Bernd Rüdiger, Norderstedt
Keine Wasserstandsmeldungen
Vielen Dank für diesen wunderbaren, dringend nötigen Artikel. Nicht nur Empathie fehlt, auch die Ratio ist zugunsten von Angsterzeugung verloren gegangen. Es geht längst nicht mehr nur um das Virus; in einer Art puritanischer Opferkultur wird alles als gefährlich betrachtet, was Menschen Freude bereitet (und nebenbei vielleicht der Wirtschaft hilft). Und statt der fragwürdigen täglichen „Wasserstandsmeldungen“ des RKI sollten die erfreulichen Zahlen inzwischen geimpfter Risikopatienten auf der Titelseite stehen, das könnte schon sehr die Stimmung heben.
Dr. Martin Schwager
Positive Signale senden
Klar kommen wir da durch, davon bin ich überzeugt und wir sollten im täglichen Leben versuchen, mit kleinen Gesten unseren Mitmenschen zu zeigen, dass sie wichtig für uns sind und damit positive Signale senden. Wenn ich zum Beispiel Menschen grüße, die ich nicht kenne, an der Kasse beim Bäcker für die Kaffeekasse gut aufrunde, dem Paketboden ein Trinkgeld gebe, Pakete für die Nachbarn annehme, einfach nur versuche, positiv zu sein, merke ich, dass man auch positive Rückmeldung erhält und das tut gut. Mit kleinen Gesten – egal was – Empathie zu zeigen, ist meines Erachtens das Wichtigste heutzutage, das kann Jeder.
Corinna Schaumann
Zuversicht ausstrahlen
Es ist gut, dass Sie die Betroffenheit der Kinder und Jugendlichen hervorheben, die Leistung der Eltern betonen, die Kinderbetreuung und Arbeit unter einen Hut bringen müssen, der in ‚systemrelevanten‘ Berufen sich Abrackernden, auf die Not der durch die Pandemie arbeitslos Gewordenen hinweisen, von trauernden Angehörigen der Verstorbenen ganz zu schweigen. Genau so wichtig ist es, Zuversicht auszustrahlen, und auch das tun Sie. Kranke, pflegebedürftige, gar sterbende ältere Menschen von ihren Kindern und Enkeln zu trennen, ist hart. Aber es gibt viele fitte Senioren, und die sind privilegiert: Ihren Job brauchen sie nicht mehr, ihre Rente fließt unbeeinflusst von der Pandemie, ihr Leben liegt weitgehend hinter ihnen, ein Jahr relativer Isolation (mit Handy, Skype und Zoom) können sie locker wegstecken.

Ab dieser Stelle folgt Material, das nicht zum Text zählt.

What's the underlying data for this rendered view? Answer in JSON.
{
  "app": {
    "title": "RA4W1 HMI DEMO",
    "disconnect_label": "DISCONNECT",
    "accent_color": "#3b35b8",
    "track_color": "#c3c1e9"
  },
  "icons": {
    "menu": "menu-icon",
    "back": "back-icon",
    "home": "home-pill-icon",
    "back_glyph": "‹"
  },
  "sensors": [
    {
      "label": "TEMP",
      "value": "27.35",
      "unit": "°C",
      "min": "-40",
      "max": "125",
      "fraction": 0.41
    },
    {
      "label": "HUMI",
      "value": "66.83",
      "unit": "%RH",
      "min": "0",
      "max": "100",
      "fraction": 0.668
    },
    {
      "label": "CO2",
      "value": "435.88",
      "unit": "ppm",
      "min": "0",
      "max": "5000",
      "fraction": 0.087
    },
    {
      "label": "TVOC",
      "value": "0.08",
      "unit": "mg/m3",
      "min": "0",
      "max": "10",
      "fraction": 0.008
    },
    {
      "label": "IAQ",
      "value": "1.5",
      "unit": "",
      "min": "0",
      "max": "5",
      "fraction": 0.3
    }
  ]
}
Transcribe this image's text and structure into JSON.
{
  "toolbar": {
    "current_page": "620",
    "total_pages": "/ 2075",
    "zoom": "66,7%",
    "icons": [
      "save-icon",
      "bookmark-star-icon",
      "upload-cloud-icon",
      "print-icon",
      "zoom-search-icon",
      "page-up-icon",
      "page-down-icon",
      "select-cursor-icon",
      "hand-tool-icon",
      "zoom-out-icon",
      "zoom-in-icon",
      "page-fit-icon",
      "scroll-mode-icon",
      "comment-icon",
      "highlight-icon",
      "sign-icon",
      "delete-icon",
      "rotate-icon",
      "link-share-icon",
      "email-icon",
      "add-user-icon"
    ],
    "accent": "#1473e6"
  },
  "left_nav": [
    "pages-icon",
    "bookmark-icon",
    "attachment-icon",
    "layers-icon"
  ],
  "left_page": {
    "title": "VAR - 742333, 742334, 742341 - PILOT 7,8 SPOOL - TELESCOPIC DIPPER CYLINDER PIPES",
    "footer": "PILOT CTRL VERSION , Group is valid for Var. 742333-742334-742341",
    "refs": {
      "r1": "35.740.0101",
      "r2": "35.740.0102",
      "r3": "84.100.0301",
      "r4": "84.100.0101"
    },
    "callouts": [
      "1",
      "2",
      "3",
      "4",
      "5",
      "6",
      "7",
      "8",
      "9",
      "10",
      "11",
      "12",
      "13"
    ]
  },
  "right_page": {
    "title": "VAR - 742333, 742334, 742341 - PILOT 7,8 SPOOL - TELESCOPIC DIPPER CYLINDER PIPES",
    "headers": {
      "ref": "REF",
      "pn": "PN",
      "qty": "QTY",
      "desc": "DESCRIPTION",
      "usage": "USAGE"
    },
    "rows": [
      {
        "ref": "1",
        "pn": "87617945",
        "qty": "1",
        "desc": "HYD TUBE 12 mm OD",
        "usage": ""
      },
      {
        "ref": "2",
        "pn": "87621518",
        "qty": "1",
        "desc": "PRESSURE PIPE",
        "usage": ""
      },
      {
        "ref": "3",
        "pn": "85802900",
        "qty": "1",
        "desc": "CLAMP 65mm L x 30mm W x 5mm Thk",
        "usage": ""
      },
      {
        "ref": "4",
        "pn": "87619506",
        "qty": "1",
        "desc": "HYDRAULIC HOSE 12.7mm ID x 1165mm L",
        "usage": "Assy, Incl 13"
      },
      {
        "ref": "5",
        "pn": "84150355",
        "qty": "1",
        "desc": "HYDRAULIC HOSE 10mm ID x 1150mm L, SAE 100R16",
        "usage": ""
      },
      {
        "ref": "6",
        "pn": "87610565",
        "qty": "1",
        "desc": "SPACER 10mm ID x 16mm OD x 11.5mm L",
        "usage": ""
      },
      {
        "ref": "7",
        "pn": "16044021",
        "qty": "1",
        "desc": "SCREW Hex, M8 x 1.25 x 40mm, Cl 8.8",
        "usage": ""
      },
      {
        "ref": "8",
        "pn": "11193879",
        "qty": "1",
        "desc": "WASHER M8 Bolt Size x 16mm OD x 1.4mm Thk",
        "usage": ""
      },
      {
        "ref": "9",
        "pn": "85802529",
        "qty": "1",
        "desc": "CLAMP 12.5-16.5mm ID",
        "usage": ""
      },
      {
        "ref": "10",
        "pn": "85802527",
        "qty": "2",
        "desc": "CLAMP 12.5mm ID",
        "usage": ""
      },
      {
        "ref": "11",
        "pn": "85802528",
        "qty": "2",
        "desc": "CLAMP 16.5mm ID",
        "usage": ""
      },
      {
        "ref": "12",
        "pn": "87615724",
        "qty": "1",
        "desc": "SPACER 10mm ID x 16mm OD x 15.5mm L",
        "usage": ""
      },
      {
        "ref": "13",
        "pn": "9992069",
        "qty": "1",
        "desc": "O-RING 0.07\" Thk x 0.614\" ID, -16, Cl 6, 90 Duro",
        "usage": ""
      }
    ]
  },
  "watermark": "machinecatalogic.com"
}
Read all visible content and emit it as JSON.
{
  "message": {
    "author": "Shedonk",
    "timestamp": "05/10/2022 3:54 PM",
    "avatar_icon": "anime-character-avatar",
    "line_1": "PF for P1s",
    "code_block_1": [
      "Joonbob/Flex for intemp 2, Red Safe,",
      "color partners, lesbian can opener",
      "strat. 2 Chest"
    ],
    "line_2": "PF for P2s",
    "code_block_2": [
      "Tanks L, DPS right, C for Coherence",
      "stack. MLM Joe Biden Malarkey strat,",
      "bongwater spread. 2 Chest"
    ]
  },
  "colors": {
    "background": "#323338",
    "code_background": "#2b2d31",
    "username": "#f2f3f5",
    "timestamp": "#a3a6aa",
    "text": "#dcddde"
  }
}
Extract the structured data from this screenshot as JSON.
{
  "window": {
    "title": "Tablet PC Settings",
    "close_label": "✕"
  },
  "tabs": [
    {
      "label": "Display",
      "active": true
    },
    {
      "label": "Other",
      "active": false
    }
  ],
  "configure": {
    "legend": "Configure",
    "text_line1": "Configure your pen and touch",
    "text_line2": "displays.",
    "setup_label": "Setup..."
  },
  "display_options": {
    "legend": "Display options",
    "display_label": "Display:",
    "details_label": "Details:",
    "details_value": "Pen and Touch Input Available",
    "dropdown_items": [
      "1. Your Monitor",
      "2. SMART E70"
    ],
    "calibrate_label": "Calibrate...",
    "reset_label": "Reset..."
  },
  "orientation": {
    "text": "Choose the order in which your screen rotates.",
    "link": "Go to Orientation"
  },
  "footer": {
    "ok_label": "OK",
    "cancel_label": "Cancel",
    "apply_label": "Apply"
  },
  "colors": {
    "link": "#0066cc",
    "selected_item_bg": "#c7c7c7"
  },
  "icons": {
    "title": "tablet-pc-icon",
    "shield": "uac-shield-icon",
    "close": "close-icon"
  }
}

Sie sind die am wenigsten Empathie-Bedürftigen und gehören meines Erachtens nicht in die erste, allenfalls in die 3. Gruppe der Impfberechtigten. Ich darf so schreiben, ich bin fast 86.
Jochen Wörmer
Wir kommen ins Grübeln
Wir leben seit knapp fünf Jahren mit Kindern und Enkelkind auf einem Resthof in der Lüneburger Heide und begegneten uns bisher mehrmals täglich. Derzeit ist der Hof ein Viergenerationenhof, weil wir Uroma/Oma/Mutter/Schwiegermutter für die Corona- bzw. Pandemiedauer zu uns geholt haben, um sie in ihrem Zuhause nicht zu gefährden. Das verlangt allen Rücksicht und Nachsicht ab, und emotional ist es sehr schwer. Weil wir in zwei sehr großen Wohnungen leben, sollen wir uns ab jetzt nicht mehr bzw. absolut eingeschränkt sehen, besuchen und unterstützen dürfen? Der denkende und wählende Bürger, der zum Untertan „mutiert wurde“, kommt ins Grübeln, was die Damen und Herren Ministerpräsidenten in ihrer nächsten freien Minute zur Selbstdarstellung wieder aushecken! Unwürdig im wahrsten Wortsinn ist das.